One day, Nate and Dustin wandered by one of the most important structures on the farm…Grandpa’s outhouse.

No one went in Grandpa’s outhouse. There was no rule against it but why would you sit on the worn wooden hole (spiders?!) when the indoor bathroom was only a short run away? The narrow wooden walls stood resolutely near Grandpa’s tool shed waiting patently for its one and only master.

Dustin stopped walking and grabbed Nate’s arm. “Hey Nate, you know what would be funny?”

“No, what?”

Suppressing a giggle, Dustin pointed toward the outhouse. “Grandpa keeps his toilet paper in a plastic ice cream pail. Let’s take it and throw it into the hole.”

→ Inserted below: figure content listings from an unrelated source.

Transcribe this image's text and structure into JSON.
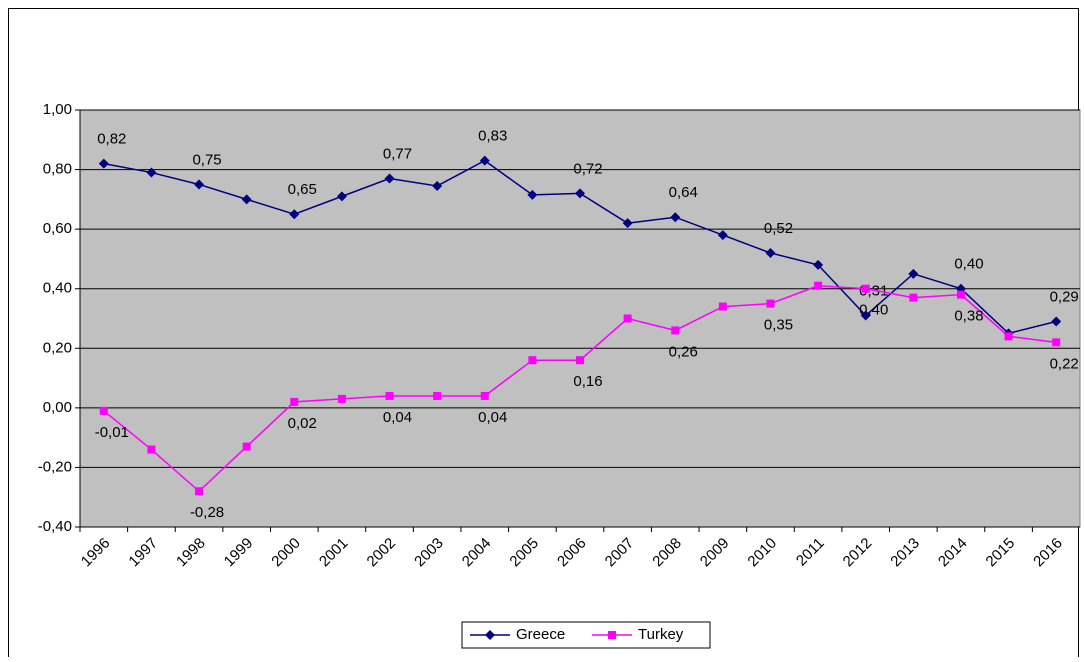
{
  "chart_data": {
    "type": "line",
    "categories": [
      "1996",
      "1997",
      "1998",
      "1999",
      "2000",
      "2001",
      "2002",
      "2003",
      "2004",
      "2005",
      "2006",
      "2007",
      "2008",
      "2009",
      "2010",
      "2011",
      "2012",
      "2013",
      "2014",
      "2015",
      "2016"
    ],
    "series": [
      {
        "name": "Greece",
        "color": "#000080",
        "marker": "diamond",
        "values": [
          0.82,
          0.79,
          0.75,
          0.7,
          0.65,
          0.71,
          0.77,
          0.745,
          0.83,
          0.715,
          0.72,
          0.62,
          0.64,
          0.58,
          0.52,
          0.48,
          0.31,
          0.45,
          0.4,
          0.25,
          0.29
        ],
        "value_labels": [
          "0,82",
          null,
          "0,75",
          null,
          "0,65",
          null,
          "0,77",
          null,
          "0,83",
          null,
          "0,72",
          null,
          "0,64",
          null,
          "0,52",
          null,
          "0,31",
          null,
          "0,40",
          null,
          "0,29"
        ]
      },
      {
        "name": "Turkey",
        "color": "#ff00ff",
        "marker": "square",
        "values": [
          -0.01,
          -0.14,
          -0.28,
          -0.13,
          0.02,
          0.03,
          0.04,
          0.04,
          0.04,
          0.16,
          0.16,
          0.3,
          0.26,
          0.34,
          0.35,
          0.41,
          0.4,
          0.37,
          0.38,
          0.24,
          0.22
        ],
        "value_labels": [
          "-0,01",
          null,
          "-0,28",
          null,
          "0,02",
          null,
          "0,04",
          null,
          "0,04",
          null,
          "0,16",
          null,
          "0,26",
          null,
          "0,35",
          null,
          "0,40",
          null,
          "0,38",
          null,
          "0,22"
        ]
      }
    ],
    "ylim": [
      -0.4,
      1.0
    ],
    "yticks": [
      {
        "value": -0.4,
        "label": "-0,40"
      },
      {
        "value": -0.2,
        "label": "-0,20"
      },
      {
        "value": 0,
        "label": "0,00"
      },
      {
        "value": 0.2,
        "label": "0,20"
      },
      {
        "value": 0.4,
        "label": "0,40"
      },
      {
        "value": 0.6,
        "label": "0,60"
      },
      {
        "value": 0.8,
        "label": "0,80"
      },
      {
        "value": 1.0,
        "label": "1,00"
      }
    ],
    "grid": true,
    "plot_background": "#c0c0c0",
    "legend": "bottom"
  }
}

Short pause. “Yea! That would be funny!”

Our grandfather’s body consists of whole wheat, tanned leather, denim, and barbed wire…but mostly barbed wire. A few hours later, he burst into the home and came right for Nate and Dustin (who should have been half way to Nebraska by that point but were instead watching TV as if they had done nothing wrong).

“YOU BOYS ARE GOING TO GET OUT THERE AND START PITCHING SOME @#$@!”

I didn’t understand what was funny about throwing our grandfather’s toilet paper down the outhouse hole and I suppose I never will. But watching my brother and cousin pitch $#%^…now that was amusing.